The method involves specially designed thermal desorption tubes made of metal to withstand high temperatures and hollow to allow gas to pass through. This enables direct analysis of solid samples, without the need for extra preparation steps.

Contextual novelty of the method

The method centres on the direct measurement of particles from melted snow collected on glass fibre filters (GFFs). This approach is more environmentally friendly, less time consuming, and more cost effective than existing methods. The method was first developed for polycyclic aromatic hydrocarbons (PAHs). PAHs are a group of chemicals that occur naturally in coal, crude oil, and petrol, but are also formed via incomplete combustion, for example, when you drive a petrol-powered car. 

The development of the method involved testing numerous stages of the snowmelt filtration and thermal desorption procedure. Examples were the volume of snowmelt required to collect measurable levels of PAHs, the drying time necessary to allow water to evaporate from the filters before analysis, and sample carryover during analysis. In the end, the researchers had developed a method that could document concentrations of PAHs in particles from urban snow.

Sampling of urban snow

Snow was sampled in April 2024 in the Arctic city of Tromsø in northern Norway. Kristine Bondo Pedersen, Senior Environmental Consultant at Akvaplan-niva, explains that the snow was sampled at three different sites where snow cleared from the streets is collected prior to dumping: Kløvervegen, a residential area with light traffic; the Fram Centre, a mixed commercial and residential area with heavy traffic; and the airport, a busy area near an arterial road with heavy traffic. The snow from these three sites was compared with fresh snow collected at night during a snowfall, in a residential area with little traffic. 

Snow samples were slowly melted, coarsely sieved to remove larger grit and debris, and then filtered onto GFFs to collect the particles in the snow. The GFFs were then packed in metal sample tubes that were heated to 300∞C to directly desorb the PAHs. The PAHs were then analysed using gas chromatography coupled with mass spectrometry. 

Green chemistry needs further work

The DUMP team found higher concentrations of PAHs in snow from the FRAM Centre and Airport sites than the residential site at Kløvervegen.
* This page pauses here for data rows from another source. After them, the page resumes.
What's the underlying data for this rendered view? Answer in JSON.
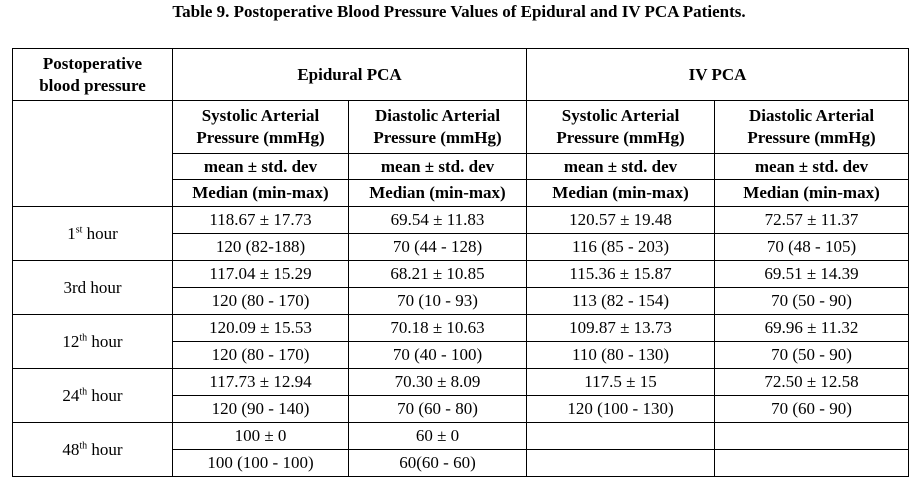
{
  "caption": "Table 9. Postoperative Blood Pressure Values of Epidural and IV PCA Patients.",
  "header": {
    "corner_line1": "Postoperative",
    "corner_line2": "blood pressure",
    "group_epidural": "Epidural PCA",
    "group_iv": "IV PCA",
    "sys_line1": "Systolic Arterial",
    "sys_line2": "Pressure (mmHg)",
    "dia_line1": "Diastolic Arterial",
    "dia_line2": "Pressure (mmHg)",
    "mean_label": "mean ± std. dev",
    "median_label": "Median (min-max)"
  },
  "rows": [
    {
      "time_num": "1",
      "time_sup": "st",
      "time_rest": " hour",
      "mean": [
        "118.67 ± 17.73",
        "69.54 ± 11.83",
        "120.57 ± 19.48",
        "72.57 ± 11.37"
      ],
      "median": [
        "120 (82-188)",
        "70 (44 - 128)",
        "116 (85 - 203)",
        "70 (48 - 105)"
      ]
    },
    {
      "time_num": "3rd",
      "time_sup": "",
      "time_rest": " hour",
      "mean": [
        "117.04 ± 15.29",
        "68.21 ± 10.85",
        "115.36 ± 15.87",
        "69.51 ± 14.39"
      ],
      "median": [
        "120 (80 - 170)",
        "70 (10 - 93)",
        "113 (82 - 154)",
        "70 (50 - 90)"
      ]
    },
    {
      "time_num": "12",
      "time_sup": "th",
      "time_rest": " hour",
      "mean": [
        "120.09 ± 15.53",
        "70.18 ± 10.63",
        "109.87 ± 13.73",
        "69.96 ± 11.32"
      ],
      "median": [
        "120 (80 - 170)",
        "70 (40 - 100)",
        "110 (80 - 130)",
        "70 (50 - 90)"
      ]
    },
    {
      "time_num": "24",
      "time_sup": "th",
      "time_rest": " hour",
      "mean": [
        "117.73 ± 12.94",
        "70.30 ± 8.09",
        "117.5 ± 15",
        "72.50 ± 12.58"
      ],
      "median": [
        "120 (90 - 140)",
        "70 (60 - 80)",
        "120 (100 - 130)",
        "70 (60 - 90)"
      ]
    },
    {
      "time_num": "48",
      "time_sup": "th",
      "time_rest": " hour",
      "mean": [
        "100 ± 0",
        "60 ± 0",
        "",
        ""
      ],
      "median": [
        "100 (100 - 100)",
        "60(60 - 60)",
        "",
        ""
      ]
    }
  ]
}
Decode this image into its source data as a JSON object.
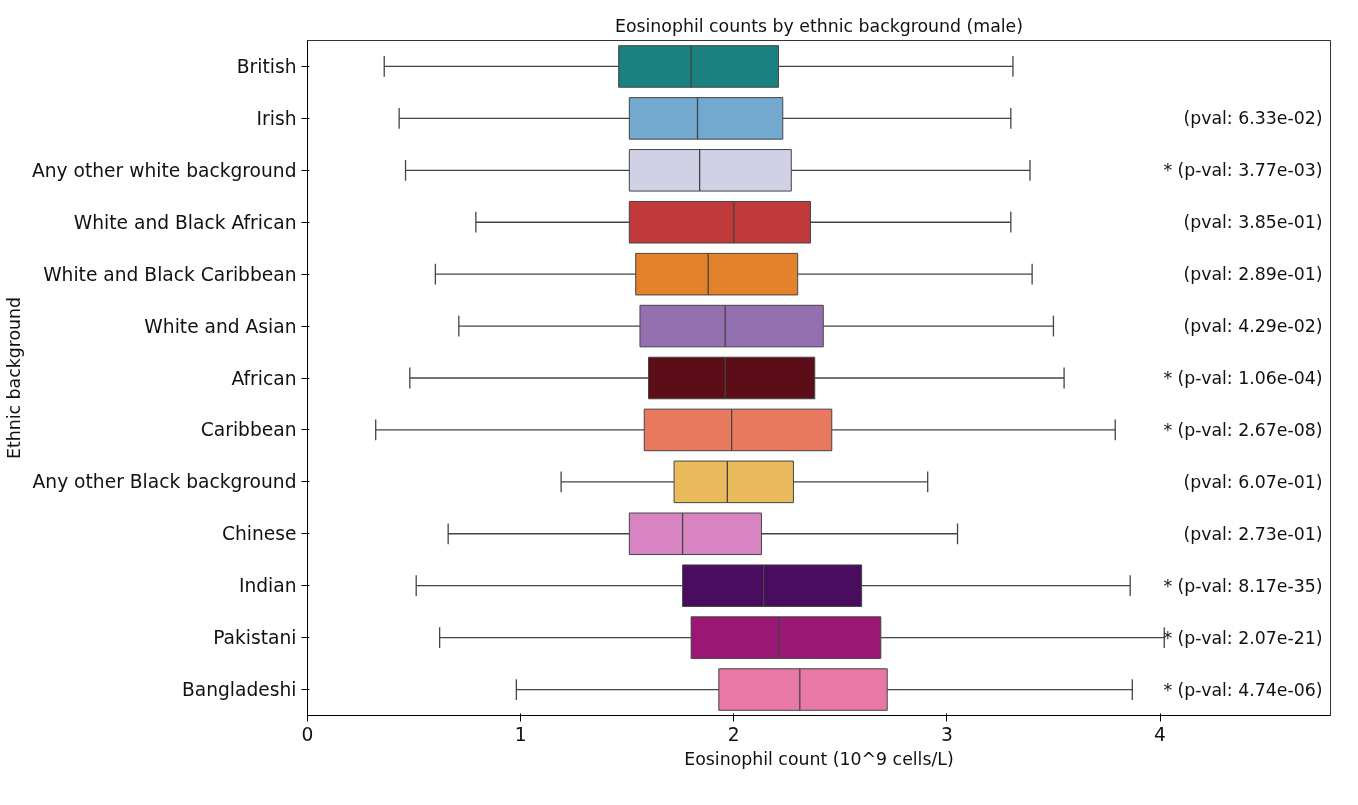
{
  "chart_data": {
    "type": "box",
    "title": "Eosinophil counts by ethnic background (male)",
    "xlabel": "Eosinophil count (10^9 cells/L)",
    "ylabel": "Ethnic background",
    "orientation": "horizontal",
    "categories": [
      "British",
      "Irish",
      "Any other white background",
      "White and Black African",
      "White and Black Caribbean",
      "White and Asian",
      "African",
      "Caribbean",
      "Any other Black background",
      "Chinese",
      "Indian",
      "Pakistani",
      "Bangladeshi"
    ],
    "colors": [
      "#1a8080",
      "#74a9cf",
      "#d0d1e6",
      "#c0393b",
      "#e3822b",
      "#9470b0",
      "#5c0d17",
      "#e8785e",
      "#e9bb5d",
      "#d884c2",
      "#4a0c5e",
      "#9a1774",
      "#e879a6"
    ],
    "boxes": [
      {
        "low": 0.36,
        "q1": 1.46,
        "median": 1.8,
        "q3": 2.21,
        "high": 3.31
      },
      {
        "low": 0.43,
        "q1": 1.51,
        "median": 1.83,
        "q3": 2.23,
        "high": 3.3
      },
      {
        "low": 0.46,
        "q1": 1.51,
        "median": 1.84,
        "q3": 2.27,
        "high": 3.39
      },
      {
        "low": 0.79,
        "q1": 1.51,
        "median": 2.0,
        "q3": 2.36,
        "high": 3.3
      },
      {
        "low": 0.6,
        "q1": 1.54,
        "median": 1.88,
        "q3": 2.3,
        "high": 3.4
      },
      {
        "low": 0.71,
        "q1": 1.56,
        "median": 1.96,
        "q3": 2.42,
        "high": 3.5
      },
      {
        "low": 0.48,
        "q1": 1.6,
        "median": 1.96,
        "q3": 2.38,
        "high": 3.55
      },
      {
        "low": 0.32,
        "q1": 1.58,
        "median": 1.99,
        "q3": 2.46,
        "high": 3.79
      },
      {
        "low": 1.19,
        "q1": 1.72,
        "median": 1.97,
        "q3": 2.28,
        "high": 2.91
      },
      {
        "low": 0.66,
        "q1": 1.51,
        "median": 1.76,
        "q3": 2.13,
        "high": 3.05
      },
      {
        "low": 0.51,
        "q1": 1.76,
        "median": 2.14,
        "q3": 2.6,
        "high": 3.86
      },
      {
        "low": 0.62,
        "q1": 1.8,
        "median": 2.21,
        "q3": 2.69,
        "high": 4.02
      },
      {
        "low": 0.98,
        "q1": 1.93,
        "median": 2.31,
        "q3": 2.72,
        "high": 3.87
      }
    ],
    "xlim": [
      0,
      4.8
    ],
    "xticks": [
      0,
      1,
      2,
      3,
      4
    ],
    "annotations": [
      "(pval: 6.33e-02)",
      "* (p-val: 3.77e-03)",
      "(pval: 3.85e-01)",
      "(pval: 2.89e-01)",
      "(pval: 4.29e-02)",
      "* (p-val: 1.06e-04)",
      "* (p-val: 2.67e-08)",
      "(pval: 6.07e-01)",
      "(pval: 2.73e-01)",
      "* (p-val: 8.17e-35)",
      "* (p-val: 2.07e-21)",
      "* (p-val: 4.74e-06)"
    ]
  }
}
As Cleo Davie-Martin explains, “These findings were expected, because these sites receive snow from more heavily trafficked roads and had more particles.” 

Concentrations in fresh snow were generally below detection limits. At sites where PAHs could be detected, there were higher concentrations of the heavier PAHs than many of the lighter PAHs. This was also expected, because the heavier PAHs tend to bind more strongly to particles, whereas the smaller PAHs can preferentially dissolve in the snowmelt water and pass through the filter.

While the findings are promising, the method needs further refinement and optimisation to be implemented more universally. One of the main challenges of the direct thermal desorption approach is interference from the sample matrix, which leads to poorer analyses and necessitates more frequent instrument maintenance. Future testing should focus on adjusting the amount of GFF introduced to the metal tubes and the flow rates within the instrument, to minimise interference from substances in the sample other than the pollutant(s) of interest. So far, the results have provided us with knowledge that pollutants, such as PAHs, can be found in urban traffic-related snow. 

In future, the method has the potential for expanded applications across different contaminant groups and a variety of disciplines—GFFs are inexpensive, widely available, and used for collecting particles from air and water. For example, thermal desorption can be used to assess indoor air quality, to investigate house dust, pollen, or suspended sediments in marine and freshwater ecosystems as vectors for environmental pollutants, and particles from road run-off related to new infrastructure.